While Benitez is the less naturally loquacious of the two managers who forced himself to be a little more talkative yesterday, Grant is the more gregarious who has of late adopted a less expansive approach. For all his reticence at Goodison Park on Thursday, he had ditched the monosyllabic approach by yesterday and talked enthusiastically about "creating history". At the same time he refused to discuss any existing history between the two teams because that would involve dredging up Mourinho, whose memory Grant has decided is best left alone.

Nevertheless, like Banquo's ghost, the former Chelsea manager keeps popping up at the most inopportune moments – precisely because of tonight's opposition and the recent history between the teams. Whatever Grant may hope, Mourinho will not simply be laid to rest even if Grant manages what the Portuguese never achieved and beats Liverpool in the Champions League. It is somewhat inevitable that Mourinho will march back into Stamford Bridge next season, probably in charge of Internazionale or Barcelona.
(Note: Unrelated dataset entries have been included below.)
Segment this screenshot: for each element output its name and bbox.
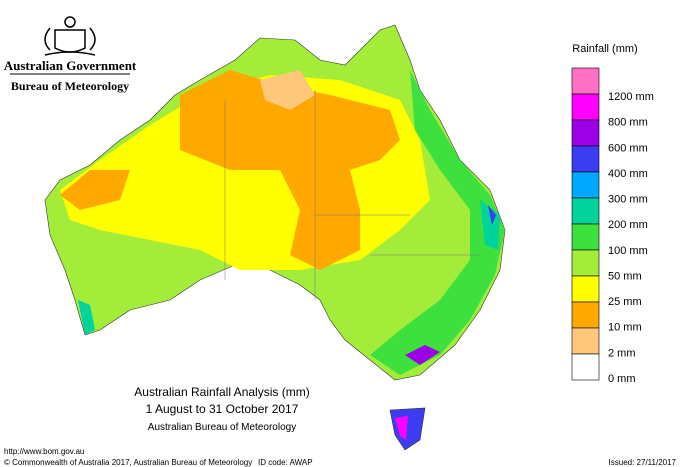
wet-east-400 [488, 205, 496, 225]
legend-label: 25 mm [608, 296, 642, 308]
legend-label: 10 mm [608, 322, 642, 334]
wet-east [370, 70, 505, 375]
legend-label: 50 mm [608, 270, 642, 282]
legend-swatch [571, 93, 600, 121]
footer-issued: Issued: 27/11/2017 [609, 458, 677, 467]
dry-zone-10 [180, 70, 400, 270]
legend-swatch [571, 301, 600, 329]
caption-source: Australian Bureau of Meteorology [148, 422, 296, 433]
legend-swatch [571, 353, 600, 381]
legend-label: 300 mm [608, 194, 648, 206]
legend-label: 200 mm [608, 219, 648, 231]
rainfall-map [44, 24, 506, 451]
legend-swatch [571, 145, 600, 173]
bureau-name: Bureau of Meteorology [11, 79, 129, 93]
legend: 1200 mm 800 mm 600 mm 400 mm 300 mm 200 mm 100… [571, 67, 654, 385]
legend-swatch [571, 67, 600, 95]
legend-swatch [571, 171, 600, 199]
legend-label: 2 mm [608, 347, 636, 359]
legend-swatch [571, 119, 600, 147]
dry-zone-2 [260, 70, 315, 110]
dry-zone-10-west [60, 170, 130, 210]
tasmania-west [395, 416, 408, 440]
legend-label: 800 mm [608, 117, 648, 129]
wet-victoria [405, 345, 440, 365]
legend-swatch [571, 223, 600, 251]
footer-id: ID code: AWAP [258, 458, 313, 467]
legend-title: Rainfall (mm) [572, 43, 637, 55]
legend-label: 600 mm [608, 142, 648, 154]
wet-east-200 [480, 200, 500, 250]
caption-period: 1 August to 31 October 2017 [146, 402, 299, 416]
footer-url: http://www.bom.gov.au [4, 447, 84, 456]
legend-label: 1200 mm [608, 91, 654, 103]
legend-label: 100 mm [608, 245, 648, 257]
legend-swatch [571, 249, 600, 277]
legend-swatch [571, 327, 600, 355]
crest [44, 16, 96, 56]
legend-label: 400 mm [608, 168, 648, 180]
government-name: Australian Government [4, 58, 137, 73]
footer-copyright: © Commonwealth of Australia 2017, Austra… [4, 458, 252, 467]
legend-swatch [571, 197, 600, 225]
wet-southwest [78, 300, 95, 335]
legend-label: 0 mm [608, 373, 636, 385]
legend-swatch [571, 275, 600, 303]
caption-title: Australian Rainfall Analysis (mm) [134, 385, 309, 399]
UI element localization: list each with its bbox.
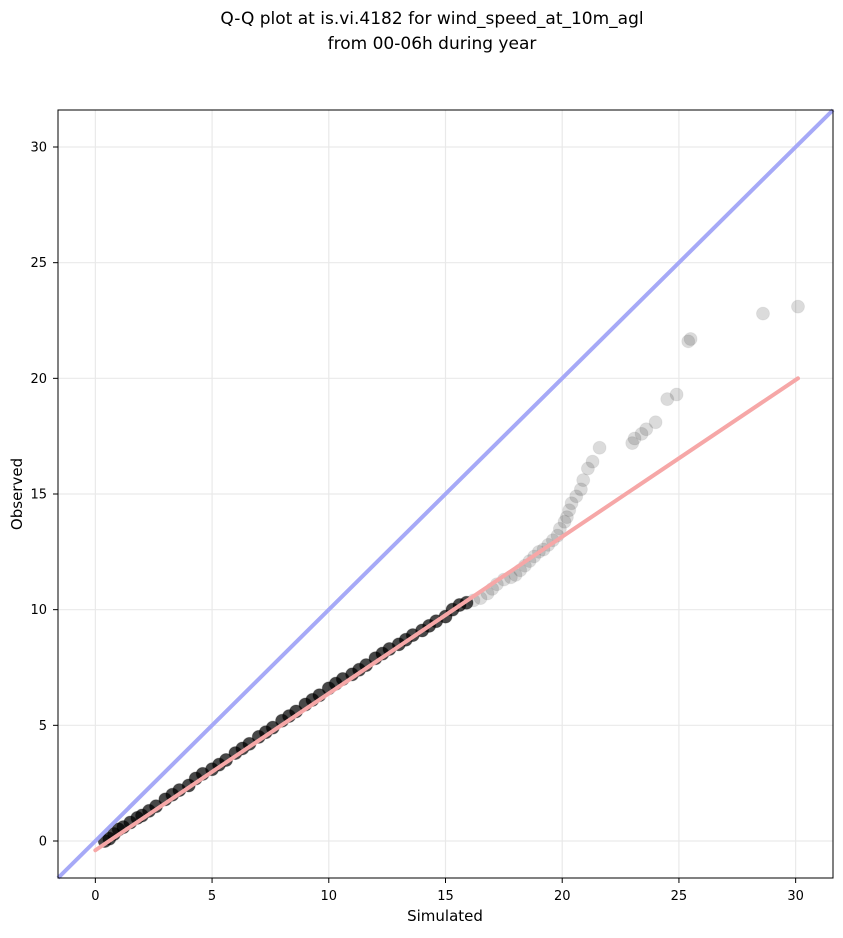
- data-point: [592, 440, 607, 455]
- data-point: [562, 503, 577, 518]
- x-tick-label: 15: [437, 889, 454, 904]
- x-tick-label: 5: [208, 889, 216, 904]
- data-point: [639, 422, 654, 437]
- y-tick-label: 15: [30, 488, 47, 503]
- data-point: [627, 431, 642, 446]
- data-point: [557, 514, 572, 529]
- data-point: [648, 415, 663, 430]
- y-axis-label: Observed: [8, 458, 26, 530]
- data-point: [580, 461, 595, 476]
- data-point: [564, 496, 579, 511]
- y-tick-label: 0: [39, 834, 47, 849]
- data-point: [625, 436, 640, 451]
- x-axis-label: Simulated: [407, 907, 483, 925]
- data-point: [569, 489, 584, 504]
- data-point: [669, 387, 684, 402]
- fit-line: [93, 376, 800, 853]
- identity-line: [56, 108, 835, 880]
- x-tick-label: 10: [321, 889, 338, 904]
- data-point: [790, 299, 805, 314]
- y-axis-ticks: 0 5 10 15 20 25 30: [30, 141, 58, 849]
- x-axis-ticks: 0 5 10 15 20 25 30: [91, 878, 804, 904]
- chart-title-line2: from 00-06h during year: [328, 34, 537, 54]
- data-point: [755, 306, 770, 321]
- y-tick-label: 5: [39, 719, 47, 734]
- data-point: [576, 473, 591, 488]
- y-tick-label: 30: [30, 141, 47, 156]
- data-point: [573, 482, 588, 497]
- data-point: [585, 454, 600, 469]
- x-tick-label: 20: [554, 889, 571, 904]
- reference-lines: [56, 108, 835, 880]
- data-point: [660, 392, 675, 407]
- x-tick-label: 0: [91, 889, 99, 904]
- x-tick-label: 30: [787, 889, 804, 904]
- x-tick-label: 25: [671, 889, 688, 904]
- data-point: [681, 334, 696, 349]
- data-point: [634, 426, 649, 441]
- data-point: [559, 510, 574, 525]
- data-point: [552, 521, 567, 536]
- data-point: [683, 332, 698, 347]
- y-tick-label: 25: [30, 256, 47, 271]
- chart-title-line1: Q-Q plot at is.vi.4182 for wind_speed_at…: [220, 9, 643, 29]
- y-tick-label: 10: [30, 603, 47, 618]
- y-tick-label: 20: [30, 372, 47, 387]
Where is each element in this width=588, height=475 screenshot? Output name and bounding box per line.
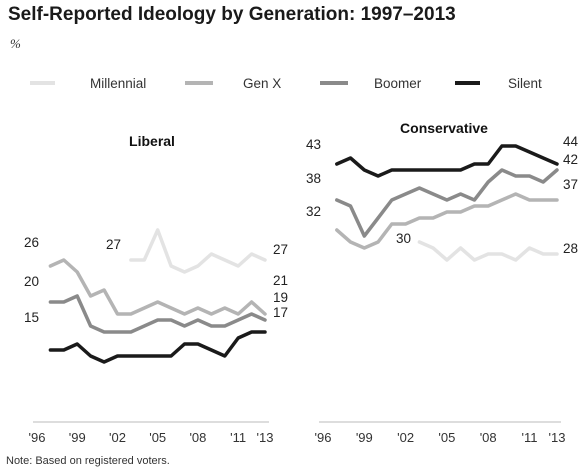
x-tick-label: '05 — [438, 430, 455, 445]
series-line-millennial — [129, 228, 267, 274]
start-label-millennial: 30 — [396, 231, 411, 246]
legend: Millennial Gen X Boomer Silent — [30, 76, 542, 91]
series-line-millennial — [417, 240, 559, 262]
series-line-gen-x — [48, 258, 267, 316]
chart-title: Self-Reported Ideology by Generation: 19… — [8, 4, 456, 25]
x-tick-label: '13 — [257, 430, 274, 445]
start-label-boomer: 38 — [306, 171, 321, 186]
x-tick-label: '96 — [29, 430, 46, 445]
series-line-boomer — [48, 294, 267, 334]
start-label-millennial: 27 — [106, 237, 121, 252]
x-tick-label: '11 — [230, 430, 246, 445]
x-tick-label: '02 — [109, 430, 126, 445]
end-label-millennial: 28 — [563, 241, 578, 256]
end-label-boomer: 42 — [563, 152, 578, 167]
x-tick-label: '99 — [69, 430, 86, 445]
conservative-panel: Conservative '96 '99 '02 '05 '08 '11 '13 30 28 32 3… — [306, 120, 579, 445]
end-label-gen-x: 37 — [563, 177, 578, 192]
series-line-silent — [48, 330, 267, 364]
panel-title: Liberal — [129, 133, 175, 149]
x-tick-label: '11 — [521, 430, 537, 445]
end-label-millennial: 27 — [273, 242, 288, 257]
unit-label: % — [10, 36, 21, 51]
end-label-boomer: 19 — [273, 290, 288, 305]
x-tick-label: '02 — [397, 430, 414, 445]
start-label-boomer: 20 — [24, 274, 39, 289]
legend-label-silent: Silent — [508, 76, 542, 91]
start-label-gen-x: 32 — [306, 204, 321, 219]
legend-label-gen-x: Gen X — [243, 76, 281, 91]
liberal-panel: Liberal '96 '99 '02 '05 '08 '11 '13 27 27 26 21 20 19… — [24, 133, 288, 445]
legend-label-boomer: Boomer — [374, 76, 422, 91]
footnote: Note: Based on registered voters. — [6, 455, 170, 467]
start-label-silent: 43 — [306, 137, 321, 152]
x-tick-label: '99 — [356, 430, 373, 445]
x-tick-label: '13 — [549, 430, 566, 445]
series-line-gen-x — [335, 192, 559, 250]
end-label-silent: 17 — [273, 305, 288, 320]
start-label-gen-x: 26 — [24, 235, 39, 250]
start-label-silent: 15 — [24, 310, 39, 325]
series-line-silent — [335, 144, 559, 178]
legend-label-millennial: Millennial — [90, 76, 146, 91]
panel-title: Conservative — [400, 120, 488, 136]
x-tick-label: '05 — [149, 430, 166, 445]
end-label-gen-x: 21 — [273, 273, 288, 288]
x-tick-label: '08 — [189, 430, 206, 445]
series-line-boomer — [335, 168, 559, 238]
x-tick-label: '96 — [315, 430, 332, 445]
x-tick-label: '08 — [480, 430, 497, 445]
end-label-silent: 44 — [563, 134, 579, 149]
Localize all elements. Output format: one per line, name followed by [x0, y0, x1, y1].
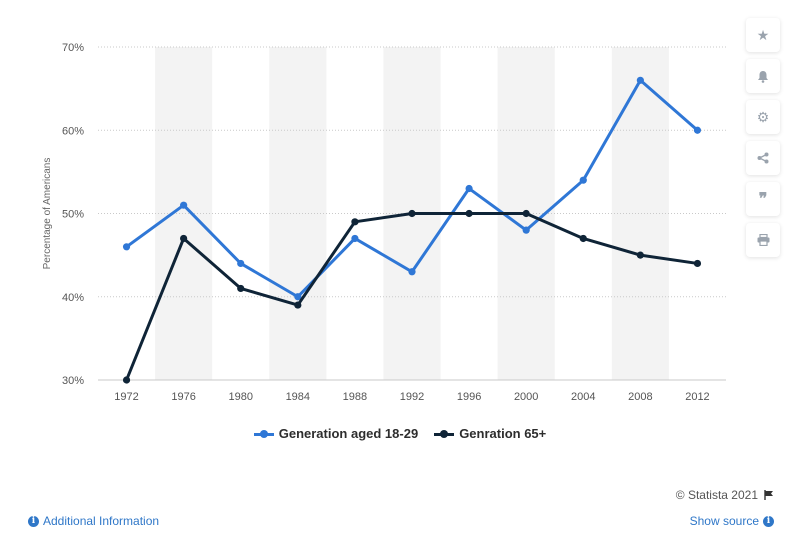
x-tick-label: 1984 [286, 391, 310, 403]
data-point-series-2 [408, 209, 416, 218]
y-tick-label: 60% [62, 125, 84, 137]
data-point-series-2 [636, 251, 644, 259]
data-point-series-2 [693, 259, 702, 268]
x-tick-label: 2000 [514, 391, 538, 403]
x-tick-label: 1988 [343, 391, 367, 403]
data-point-series-2 [294, 301, 302, 309]
gear-icon[interactable]: ⚙ [746, 100, 780, 134]
legend-dot-series-1 [259, 429, 268, 438]
data-point-series-1 [237, 259, 245, 268]
data-point-series-1 [693, 126, 702, 134]
legend-swatch-series-1 [253, 429, 274, 439]
legend-item-series-2[interactable]: Genration 65+ [434, 426, 546, 441]
data-point-series-1 [408, 268, 416, 276]
share-icon[interactable] [746, 141, 780, 175]
data-point-series-2 [122, 376, 131, 384]
y-axis-label: Percentage of Americans [42, 158, 53, 270]
additional-information-label: Additional Information [43, 514, 160, 528]
credit-text: © Statista 2021 [675, 488, 758, 502]
additional-information-link[interactable]: i Additional Information [28, 514, 159, 528]
y-tick-label: 30% [62, 375, 84, 387]
x-tick-label: 2004 [571, 391, 595, 403]
data-point-series-2 [522, 209, 530, 218]
y-tick-label: 40% [62, 292, 84, 304]
data-point-series-1 [522, 226, 530, 234]
data-point-series-1 [122, 243, 131, 251]
chart-legend: Generation aged 18-29 Genration 65+ [0, 426, 800, 441]
show-source-link[interactable]: Show source i [690, 514, 774, 528]
legend-dot-series-2 [440, 429, 449, 438]
info-icon: i [763, 515, 774, 527]
legend-swatch-series-2 [434, 429, 455, 439]
data-point-series-2 [465, 209, 473, 218]
legend-label-series-2: Genration 65+ [459, 426, 547, 441]
legend-item-series-1[interactable]: Generation aged 18-29 [253, 426, 419, 441]
data-point-series-1 [465, 184, 473, 193]
info-icon: i [28, 515, 39, 527]
data-point-series-2 [237, 284, 245, 293]
y-tick-label: 70% [62, 42, 84, 54]
x-tick-label: 1980 [228, 391, 252, 403]
data-point-series-1 [180, 201, 188, 209]
statista-credit[interactable]: © Statista 2021 [676, 488, 774, 502]
show-source-label: Show source [689, 514, 759, 528]
data-point-series-1 [579, 176, 587, 184]
data-point-series-1 [636, 76, 644, 84]
print-icon[interactable] [746, 223, 780, 257]
data-point-series-2 [351, 218, 359, 226]
quote-icon[interactable]: ❞ [746, 182, 780, 216]
data-point-series-2 [579, 234, 587, 243]
star-icon[interactable]: ★ [746, 18, 780, 52]
data-point-series-2 [180, 234, 188, 243]
data-point-series-1 [294, 293, 302, 301]
x-tick-label: 1972 [114, 391, 138, 403]
data-point-series-1 [351, 234, 359, 243]
bell-icon[interactable] [746, 59, 780, 93]
y-tick-label: 50% [62, 209, 84, 221]
x-tick-label: 1976 [171, 391, 195, 403]
chart-toolbar: ★ ⚙ ❞ [746, 18, 780, 264]
x-tick-label: 1992 [400, 391, 424, 403]
x-tick-label: 2012 [685, 391, 709, 403]
flag-icon [764, 490, 773, 500]
legend-label-series-1: Generation aged 18-29 [278, 426, 419, 441]
x-tick-label: 2008 [628, 391, 652, 403]
x-tick-label: 1996 [457, 391, 481, 403]
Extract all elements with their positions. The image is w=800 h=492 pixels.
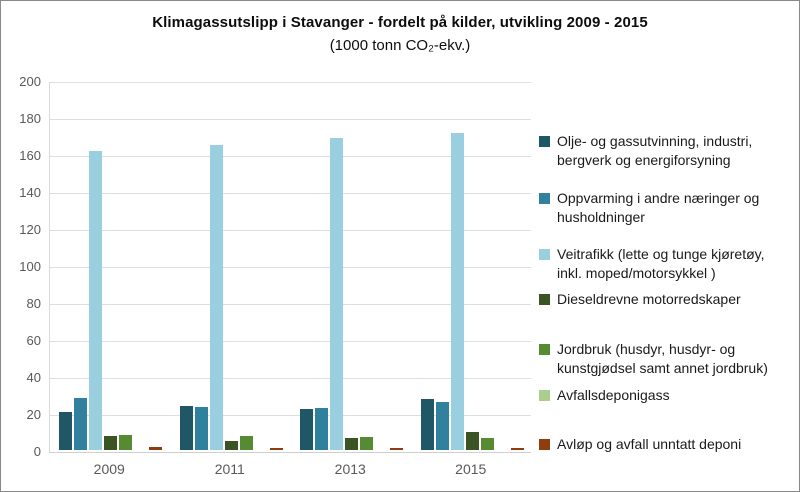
y-axis-tick-label: 0 bbox=[33, 444, 41, 459]
bar bbox=[345, 438, 358, 450]
gridline bbox=[49, 119, 531, 120]
legend-item: Veitrafikk (lette og tunge kjøretøy, inkl… bbox=[539, 245, 795, 283]
y-axis-tick-label: 20 bbox=[26, 407, 41, 422]
bar bbox=[179, 406, 193, 450]
bar bbox=[330, 138, 343, 450]
legend-swatch bbox=[539, 193, 550, 204]
legend-swatch bbox=[539, 439, 550, 450]
bar bbox=[360, 437, 373, 450]
y-axis-tick-label: 60 bbox=[26, 333, 41, 348]
bar bbox=[59, 412, 72, 450]
gridline bbox=[49, 82, 531, 83]
bar bbox=[239, 436, 253, 450]
bar bbox=[420, 399, 434, 450]
gridline bbox=[49, 378, 531, 379]
bar bbox=[209, 145, 223, 450]
chart-subtitle: (1000 tonn CO₂-ekv.) bbox=[329, 37, 471, 54]
y-axis-tick-label: 80 bbox=[26, 296, 41, 311]
legend-label: Dieseldrevne motorredskaper bbox=[557, 291, 741, 307]
y-axis-line bbox=[49, 82, 50, 452]
bar bbox=[480, 438, 494, 450]
legend-label: Avfallsdeponigass bbox=[557, 387, 670, 403]
legend-label: Olje- og gassutvinning, industri, bergver… bbox=[557, 133, 753, 168]
bar bbox=[104, 436, 117, 450]
legend-item: Jordbruk (husdyr, husdyr- og kunstgjødsel… bbox=[539, 340, 795, 378]
bar bbox=[224, 441, 238, 450]
gridline bbox=[49, 193, 531, 194]
legend-label: Avløp og avfall unntatt deponi bbox=[557, 436, 742, 452]
category-group bbox=[59, 80, 162, 450]
gridline bbox=[49, 341, 531, 342]
x-axis-tick-label: 2009 bbox=[93, 461, 125, 477]
gridline bbox=[49, 267, 531, 268]
legend-item: Dieseldrevne motorredskaper bbox=[539, 290, 795, 309]
gridline bbox=[49, 156, 531, 157]
legend-item: Avløp og avfall unntatt deponi bbox=[539, 435, 795, 454]
chart-title: Klimagassutslipp i Stavanger - fordelt p… bbox=[152, 14, 648, 31]
bar bbox=[435, 402, 449, 450]
bar bbox=[119, 435, 132, 450]
x-axis-line bbox=[49, 452, 531, 453]
bar bbox=[89, 151, 102, 450]
bar bbox=[450, 133, 464, 450]
legend-swatch bbox=[539, 390, 550, 401]
bar bbox=[390, 448, 403, 450]
legend-swatch bbox=[539, 294, 550, 305]
bar bbox=[149, 447, 162, 450]
y-axis-tick-label: 180 bbox=[19, 111, 41, 126]
y-axis-tick-label: 120 bbox=[19, 222, 41, 237]
bar bbox=[74, 398, 87, 450]
x-axis-tick-label: 2011 bbox=[214, 461, 245, 477]
y-axis-tick-label: 100 bbox=[19, 259, 41, 274]
legend-item: Oppvarming i andre næringer og husholdnin… bbox=[539, 189, 795, 227]
bar bbox=[465, 432, 479, 450]
legend-item: Olje- og gassutvinning, industri, bergver… bbox=[539, 132, 795, 170]
y-axis-tick-label: 200 bbox=[19, 74, 41, 89]
bar bbox=[315, 408, 328, 450]
legend-swatch bbox=[539, 344, 550, 355]
bar bbox=[300, 409, 313, 450]
y-axis-tick-label: 40 bbox=[26, 370, 41, 385]
legend-label: Jordbruk (husdyr, husdyr- og kunstgjødsel… bbox=[557, 341, 768, 376]
gridline bbox=[49, 304, 531, 305]
category-group bbox=[179, 80, 283, 450]
legend-label: Oppvarming i andre næringer og husholdnin… bbox=[557, 190, 760, 225]
gridline bbox=[49, 230, 531, 231]
y-axis-tick-label: 160 bbox=[19, 148, 41, 163]
category-group bbox=[300, 80, 403, 450]
legend-swatch bbox=[539, 136, 550, 147]
bar bbox=[269, 448, 283, 450]
legend-label: Veitrafikk (lette og tunge kjøretøy, inkl… bbox=[557, 246, 765, 281]
gridline bbox=[49, 415, 531, 416]
bar bbox=[510, 448, 524, 450]
y-axis-tick-label: 140 bbox=[19, 185, 41, 200]
legend-item: Avfallsdeponigass bbox=[539, 386, 795, 405]
x-axis-tick-label: 2015 bbox=[455, 461, 487, 477]
category-group bbox=[420, 80, 524, 450]
legend-swatch bbox=[539, 249, 550, 260]
x-axis-tick-label: 2013 bbox=[334, 461, 366, 477]
bar bbox=[194, 407, 208, 450]
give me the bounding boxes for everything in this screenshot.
Grant has few dilemmas over selection tonight – Lampard and Michael Ballack will surely play despite the latter carrying an injury that would rule him out of a less crucial game. There is no Michael Essien, who is suspended, so the tough decisions are taken out of his hands. Benitez's major fear will be that Gerrard, Carragher or Javier Mascherano may pick up a yellow card and miss the second leg. After that it will be down to what Benitez called "the small details" which he has proved so good at in the past.

Yesterday, the Liverpool manager tried out an old Spanish proverb about poker, the telling of which was complicated, although the moral seemed to be that the game is great and winning is even better. It did not quite seem applicable to games between these two sides in particular. In the case of Liverpool and Chelsea in the Champions League the game is rarely great and winning really is everything.